My daughter came in and said, "something moved in the corn bucket." Ack! Mice have been in the garage before. I can't stand them. I am a city girl, after all. We whipped the buckets outside and stood back to kick them over. Nothing. Whew! Or, if there was something, it got away quickly. But, as soon as they were over we discovered mold all over the husks.
We stopped everything and shucked the corn before the mold got into the grain. We lost less than a quarter of the ears, and some of those were probably bad to begin with. It's a reminder that just growing things isn't enough. It has to be stored and preserved until we're ready to use it.
We have been reading The Witch of Blackbird Pond as part of my twins' homeschooling. Just last week we read a chapter describing a corn husking party. They thought it was so cool that we were having our own corn husking party.
In the story, it was a big deal to a find a red ear, so the girls looked for them. They would hold the husk up, guess if it was red, and then pull quickly. When we finished the pile of colorful ears was quite spectacular. This is grain corn native to New Mexico.
The last time this outdoor table was covered, it was in onions. The kids had gathered up the onions and put them away in the cellar while I was busy with something else. I thought they sorted them, but one quick check revealed they hadn't. The onions need to be sorted so that the ones least likely to keep are eaten first. It didn't take long in the root cellar, pulling out the ones with green leaves or thick necks into the "use first" basket. Everything else I left loosely packed to stay dry.
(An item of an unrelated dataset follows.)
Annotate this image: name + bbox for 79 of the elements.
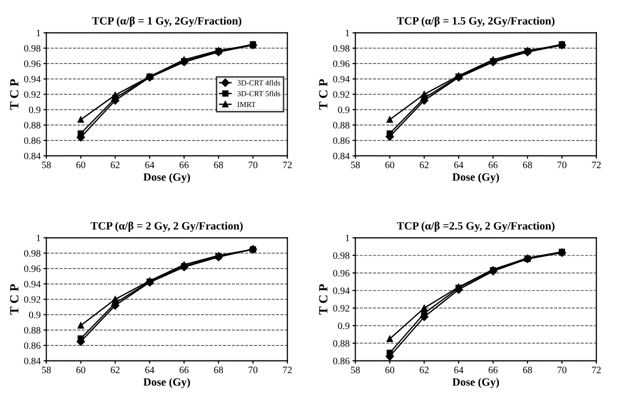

My husband took several bales of alfalfa hay out to the shed, ready for when Christina has her calf and starts giving milk. He said that she seemed to perk up when he brought it in, like she knew what it was. This morning, we found confirmation. He was sure he had put it back far enough that she couldn't get to it, but that big cow had twisted her head through a little opening and gotten her nose way back into that bale. This morning, my husband put another board up to keep her out.
We have our plans but others have their's. The mold had plans for those corn husks that didn't involve leaving it for us and Christina had plans for that alfalfa hay that didn't involve waiting. Even as we jumped in to right things, it seems that God had fun waiting for us — a surprise husking party and the comical sight of a cow twisting herself into knots for a treat.